In this regard, Wang et al. developed a TENG especially for detecting Gram-positive bacteria in solution in order to be able to diagnose relevant diseases in time [62]. The system immobilized polyamine and vancomycin on the etched surface of ITO glass and recognized Gram-positive bacteria by means of vancomycin bacterial wall interaction. Guanidine-functionalized multi-wall carbon nanotubes (CNT Arg) were used as signal amplification materials. Then, the system was able to specifically detect Gram-positive bacteria in solution by measuring the voltage change in the biosensor. This equipment could be used to observe Gram-positive bacteria stably over a long time, and can be applied for the diagnosis of diseases resulting from infection with Gram-positive bacteria or for the determination of water quality in the future.

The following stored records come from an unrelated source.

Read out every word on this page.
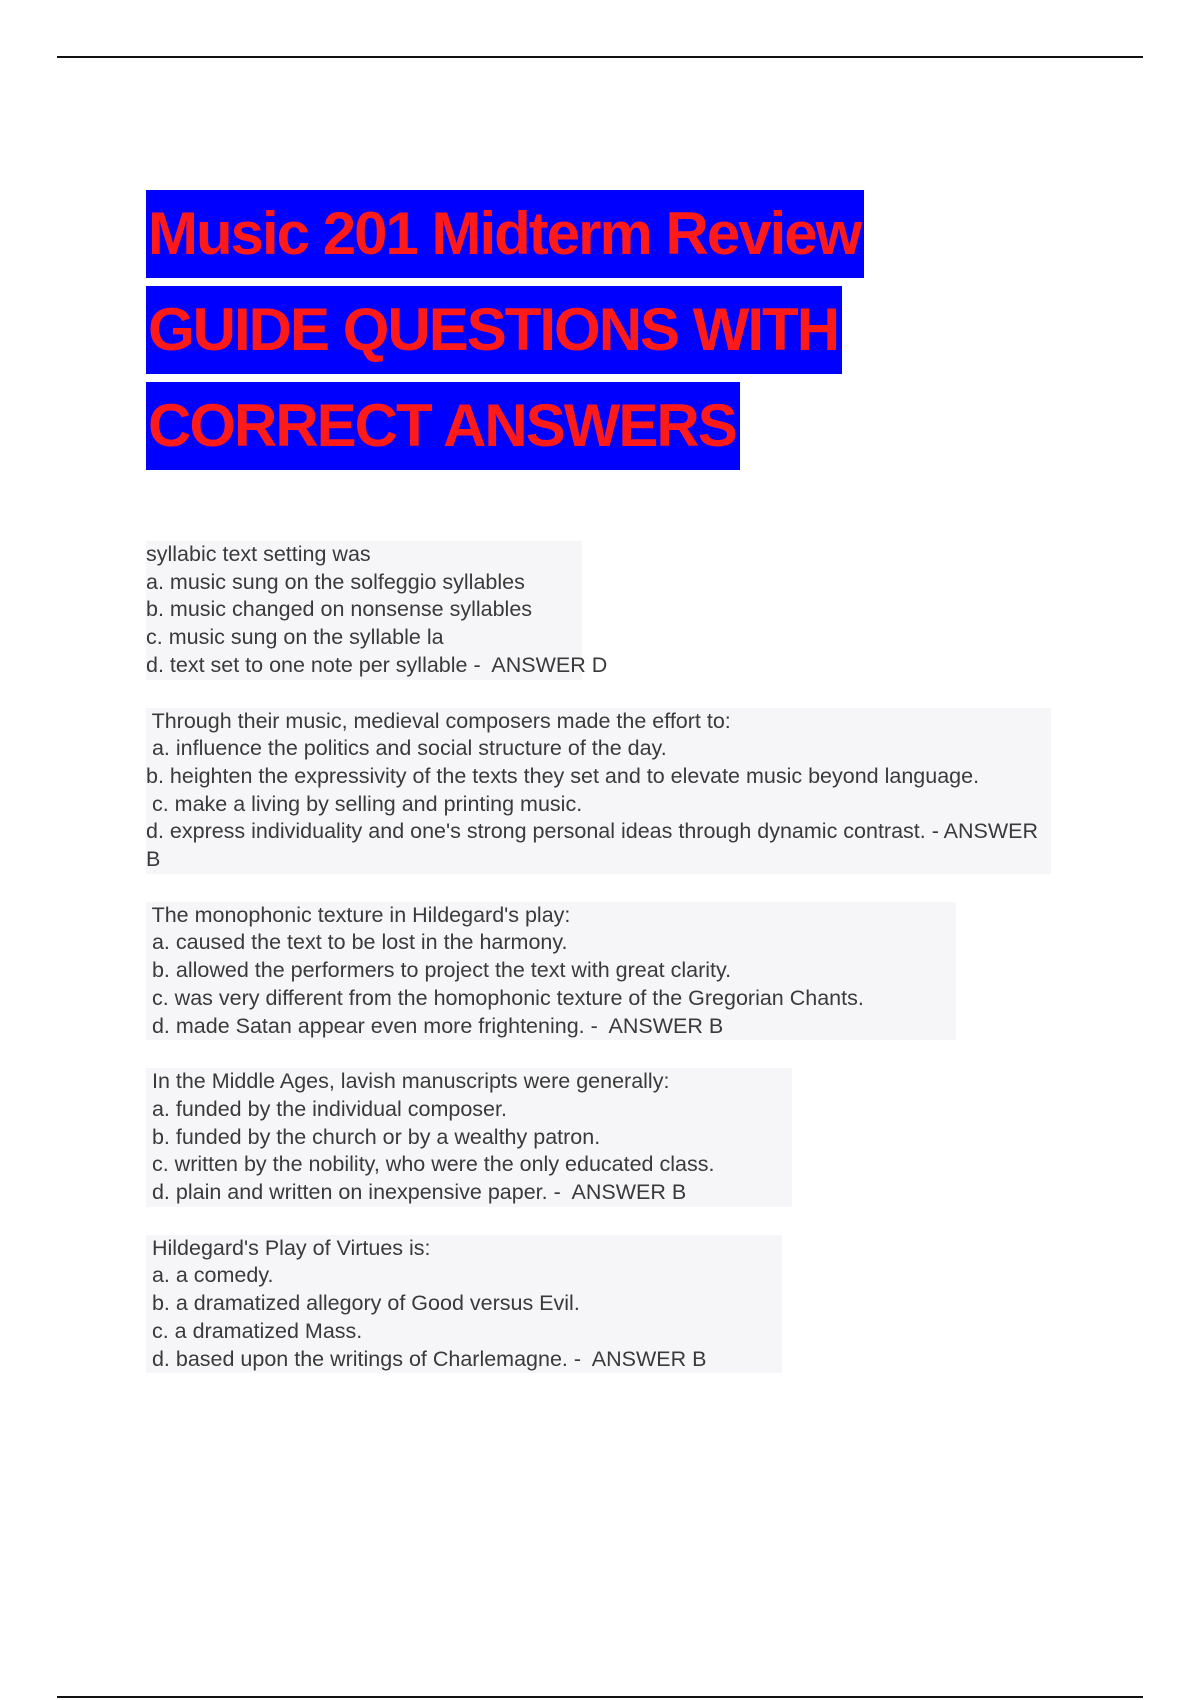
Music 201 Midterm Review
GUIDE QUESTIONS WITH
CORRECT ANSWERS
syllabic text setting was
a. music sung on the solfeggio syllables
b. music changed on nonsense syllables
c. music sung on the syllable la
d. text set to one note per syllable -  ANSWER D
Through their music, medieval composers made the effort to:
a. influence the politics and social structure of the day.
b. heighten the expressivity of the texts they set and to elevate music beyond language.
c. make a living by selling and printing music.
d. express individuality and one's strong personal ideas through dynamic contrast. - ANSWER B
The monophonic texture in Hildegard's play:
a. caused the text to be lost in the harmony.
b. allowed the performers to project the text with great clarity.
c. was very different from the homophonic texture of the Gregorian Chants.
d. made Satan appear even more frightening. -  ANSWER B
In the Middle Ages, lavish manuscripts were generally:
a. funded by the individual composer.
b. funded by the church or by a wealthy patron.
c. written by the nobility, who were the only educated class.
d. plain and written on inexpensive paper. -  ANSWER B
Hildegard's Play of Virtues is:
a. a comedy.
b. a dramatized allegory of Good versus Evil.
c. a dramatized Mass.
d. based upon the writings of Charlemagne. -  ANSWER B
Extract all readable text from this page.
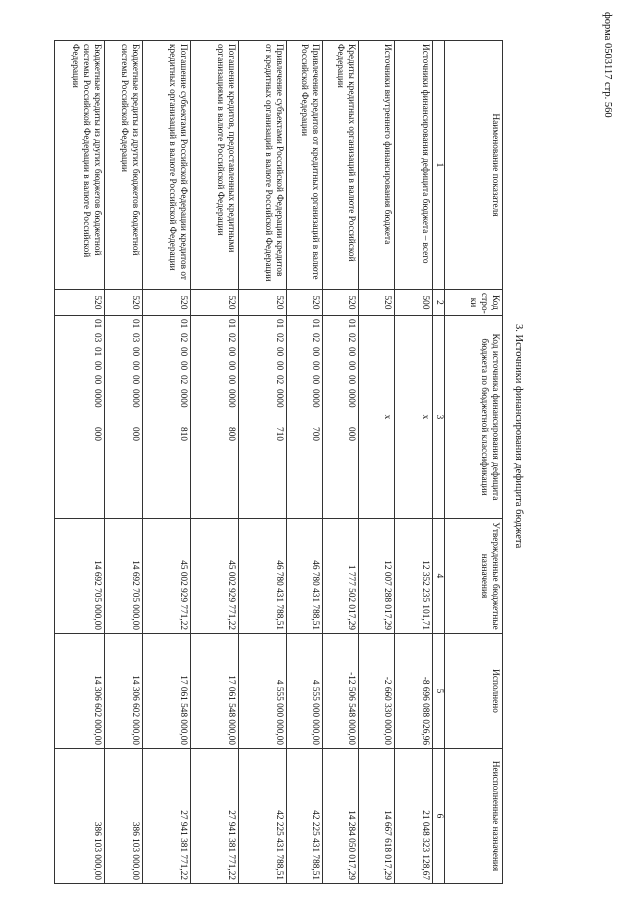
форма 0503117 стр. 560
3. Источники финансирования дефицита бюджета
Наименование показателя	Код стро-ки	Код источника финансирования дефицита бюджета по бюджетной классификации	Утвержденные бюджетные назначения	Исполнено	Неисполненные назначения
1	2	3	4	5	6
Источники финансирования дефицита бюджета – всего	500	x	12 352 235 101,71	-8 696 088 026,96	21 048 323 128,67
Источники внутреннего финансирования бюджета	520	x	12 007 288 017,29	-2 660 330 000,00	14 667 618 017,29
Кредиты кредитных организаций в валюте Российской Федерации	520	01020000000000000	1 777 502 017,29	-12 506 548 000,00	14 284 050 017,29
Привлечение кредитов от кредитных организаций в валюте Российской Федерации	520	01020000000000700	46 780 431 788,51	4 555 000 000,00	42 225 431 788,51
Привлечение субъектами Российской Федерации кредитов от кредитных организаций в валюте Российской Федерации	520	01020000020000710	46 780 431 788,51	4 555 000 000,00	42 225 431 788,51
Погашение кредитов, предоставленных кредитными организациями в валюте Российской Федерации	520	01020000000000800	45 002 929 771,22	17 061 548 000,00	27 941 381 771,22
Погашение субъектами Российской Федерации кредитов от кредитных организаций в валюте Российской Федерации	520	01020000020000810	45 002 929 771,22	17 061 548 000,00	27 941 381 771,22
Бюджетные кредиты из других бюджетов бюджетной системы Российской Федерации	520	01030000000000000	14 692 705 000,00	14 306 602 000,00	386 103 000,00
Бюджетные кредиты из других бюджетов бюджетной системы Российской Федерации в валюте Российской Федерации	520	01030100000000000	14 692 705 000,00	14 306 602 000,00	386 103 000,00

Obstructive sleep apnea-hypopnea syndrome (OSAHS) affects about 1 billion people worldwide. This disease can cause repeated upper airway collapse during sleep, further leading to intermittent hypoxia, sleep disorders, and even cerebrovascular diseases. At the same time, most OSAHS remains diagnosed. To solve this problem, Peng et al. prepared a respirable electronic skin (SANES) based on TENGs for real-time respiratory monitoring and diagnosis of OSAHS [63]. It was prepared using gold as an electrode, multilayer polyacrylonitrile, and “polyamide 66” nanofiber as positive and negative friction electrodes; the highest pressure sensitivity obtained was 0.217 kPa⁻¹, and it also showed good air permeability. Therefore, the electronic skin was able to achieve accurate breath detection. At the same time, the team further developed a self−powered diagnostic system for the assessment of OSAHS severity. The automatic diagnostic system was able to diagnose OSAHS in real time, effectively prevent the occurrence of OSAHS, and improve sleep quality.

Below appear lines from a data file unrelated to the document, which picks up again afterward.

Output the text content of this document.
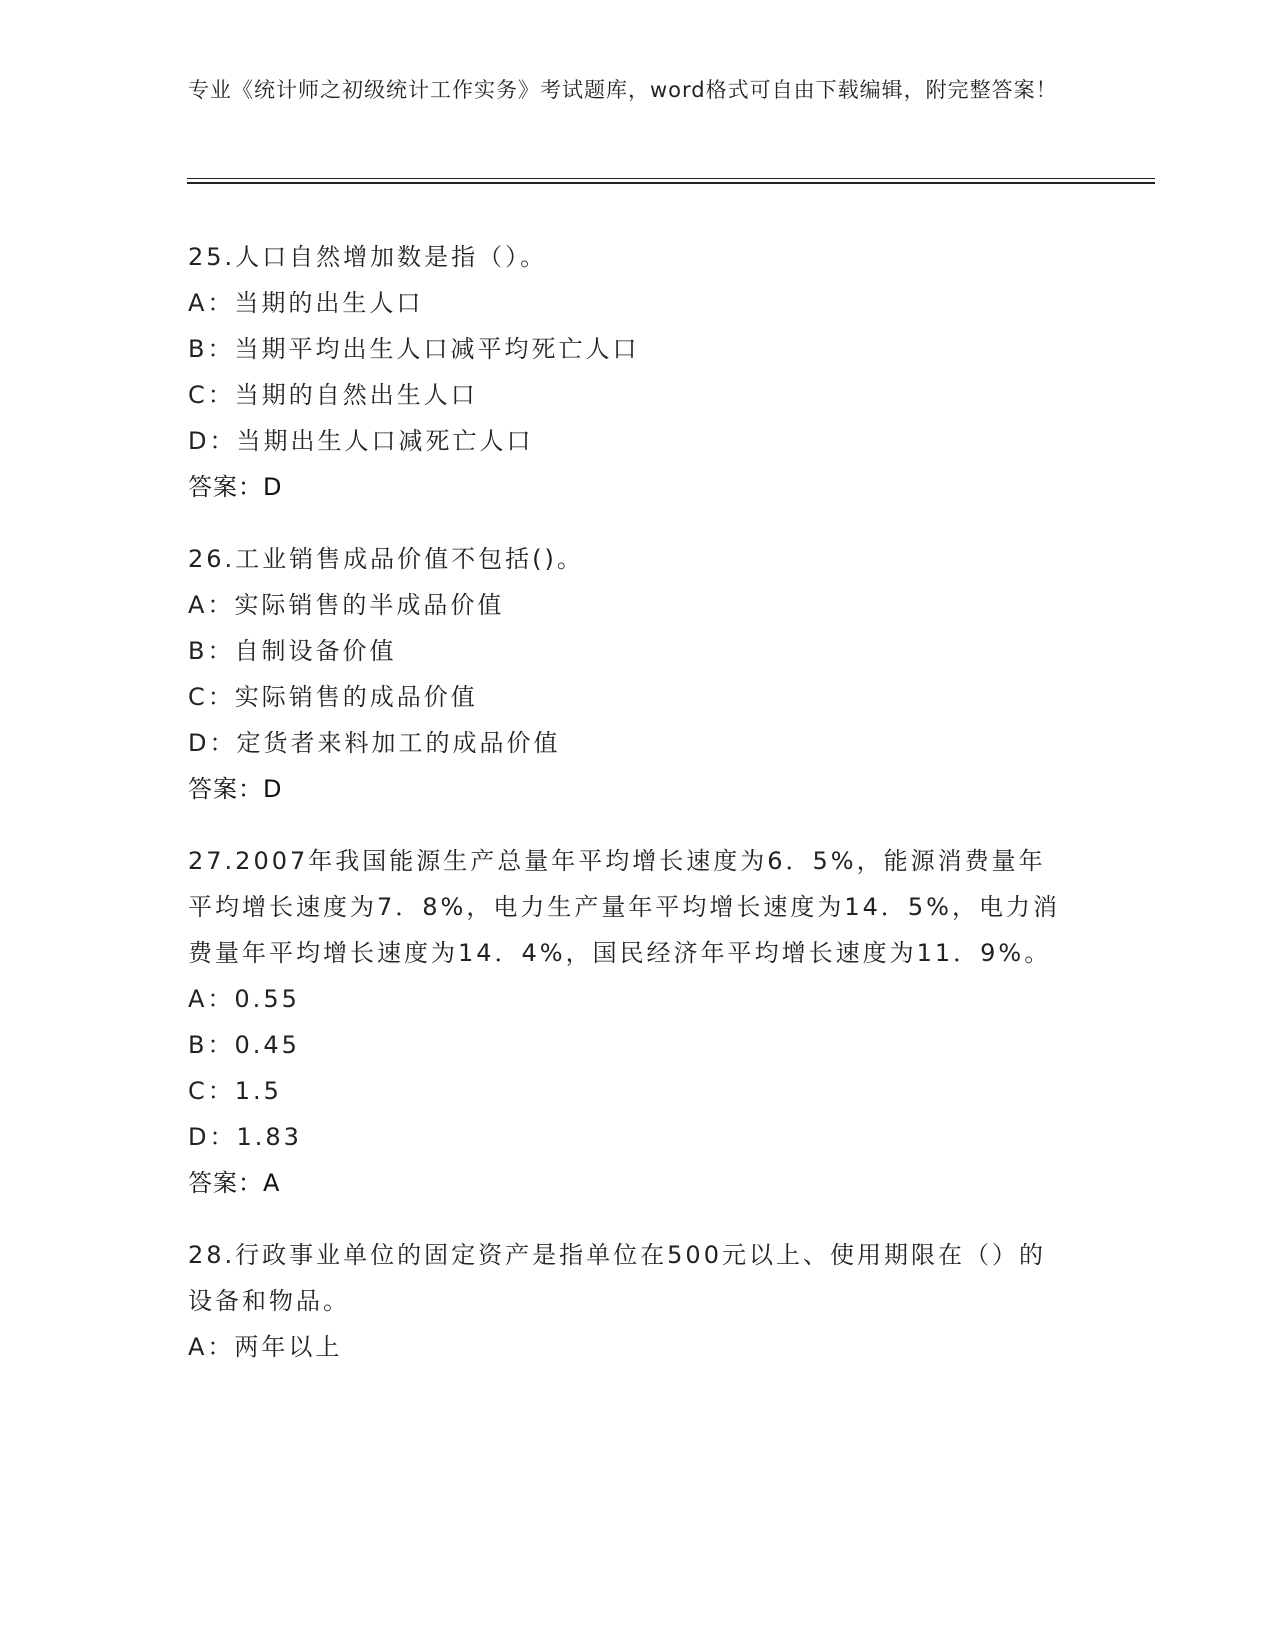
专业《统计师之初级统计工作实务》考试题库，word格式可自由下载编辑，附完整答案！
25.人口自然增加数是指（）。
A：当期的出生人口
B：当期平均出生人口减平均死亡人口
C：当期的自然出生人口
D：当期出生人口减死亡人口
答案：D
26.工业销售成品价值不包括()。
A：实际销售的半成品价值
B：自制设备价值
C：实际销售的成品价值
D：定货者来料加工的成品价值
答案：D
27.2007年我国能源生产总量年平均增长速度为6．5%，能源消费量年平均增长速度为7．8%，电力生产量年平均增长速度为14．5%，电力消费量年平均增长速度为14．4%，国民经济年平均增长速度为11．9%。
A：0.55
B：0.45
C：1.5
D：1.83
答案：A
28.行政事业单位的固定资产是指单位在500元以上、使用期限在（）的设备和物品。
A：两年以上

Parkinson’s disease is a common degenerative disease of the elderly nervous system that leads to motor disorders in patients. At present, doctors mainly rely on careful observation to assess the development of the disease. Therefore, Kim et al. synthesized a highly stretchable and self-healing hydrogel TENG with natural biomaterials (catechol chitosan was mixed with pill-shaped diatom frustules with sizes of 20–50 µm) [64] that had an instantaneous power density of 29.8 mW/m². The TENG obtains energy from human motion and combines it with the M-type Kapton film to form a self-powered tremor sensor. The sensor was able to diagnose and monitor Parkinson’s disease through the measurement of the low-frequency motion of patients in combination with machine learning algorithms. The individual needs of different patients can be met by changing the appearance structure. At the same time, Yuce et al. developed a self-powered TENG for diagnosis of Parkinson’s disease [65]. This nanogenerator was made of flexible materials, and through customization was able to meet the need for patients to be able to wear it for a long time. It consisted of a 4 cm × 3.5 cm dielectric and 2 mm × 3 mm aluminum electrodes. When the patient’s hand bends, the system generates voltage due to the change in the relative position of the dielectric material and the aluminum electrode. This sensor can be used to evaluate the patient’s condition, and can be worn for long-term monitoring due to its self-powering characteristics.